The accuracy of cancer diagnosis disease codes was ~98%. Finally, the researchers flagged which diagnoses in a patient’s history of diagnosis codes were most informative of cancer risk to propose an ideal surveillance program.
Further, the researchers evaluated the prediction performance of the different models trained in the DNPR using the area under the receiver operating characteristic (AUROC) and relative risk (RR) curves. In addition, they reported ML-derived RR scores of patients with cancer in the high-risk group.
Results
All previous studies using real-world clinical records to predict pancreatic cancer risk fetched encouraging results but did not use the time sequence of disease histories to extract time-sequential longitudinal features. In this study, they evaluated the non-time-sequential models on the DNPR dataset.
Overall, the time-sequential model, Transformer, had the best performance for cancer incidence prediction within 36 months of the assessment date, with an AUROC of 0.879, followed closely by GRU with an AUROC of 0.852.
The RR for this model at an operational point defined by the n = 1,000 highest-risk patients out of one million patients was 104.7.
The performance of the bag-of-words model and the MLP model for predicting cancer occurrence within 36 months in terms of AUROC were 0.807 and 0.845, respectively. However, compared to Transformer, the RRs for bag-of-words and MLP were much lower (104.7 vs. 2.1 and 26.6).
Data exclusion, i.e., excluding input disease diagnoses from the last three, six, and 12 months before pancreatic cancer diagnoses, decreased the performance for the best models from AUROC of 0.879 to AUROCs of 0.843, 0.829, and 0.827 for three-/six-/12-months.
This analysis indicated that an ML model trained on data from both sources had a positive predictive value (PPV) of 0.32 for the 12-month prediction interval. So, about 320 patients would have eventually developed pancreatic cancer.
While physicians might have identified some cases based on recognized pancreatic cancer risk factors, e.g., chronic pancreatitis, a fraction of these, nearly 70, would still be newly identified per a conservative approximation.
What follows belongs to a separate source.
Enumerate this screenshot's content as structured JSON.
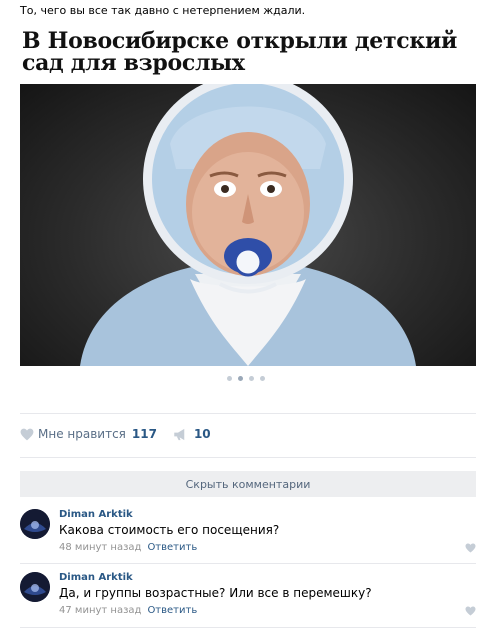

Despite the use of common ICD disease codes and similar cancer survival, the cross-application of the DNPR data to the US-VA data lowered the performance of ML models, raising the need for independent model training across geographical regions to attain regionally optimum model performance.
However, an ideal scenario for a multi-institutional collaboration to attain a globally relevant set of prediction rules would require federated learning across different healthcare systems.
Conclusions
The prediction accuracy of ML-based models described in this study could improve with the accessibility of data beyond disease codes, e.g., observations written in clinical notes, laboratory results, and genetic profiles of more people or health-related information from their wearable devices.
Then, clinical implementation of early diagnosis of pancreatic cancer would require the identification of high-risk patients.
Since those at the highest risk is a smaller subset of a large population screened computationally, costly and refined clinical screening and intervention programs will be limited to a few patients.
Nonetheless, AI on clinical records from the real world could potentially shift the focus from late-stage treatment to early-stage cancer treatment, which, in turn, would substantially improve all patients’ quality of life while increasing the benefit-to-cost ratio of cancer care.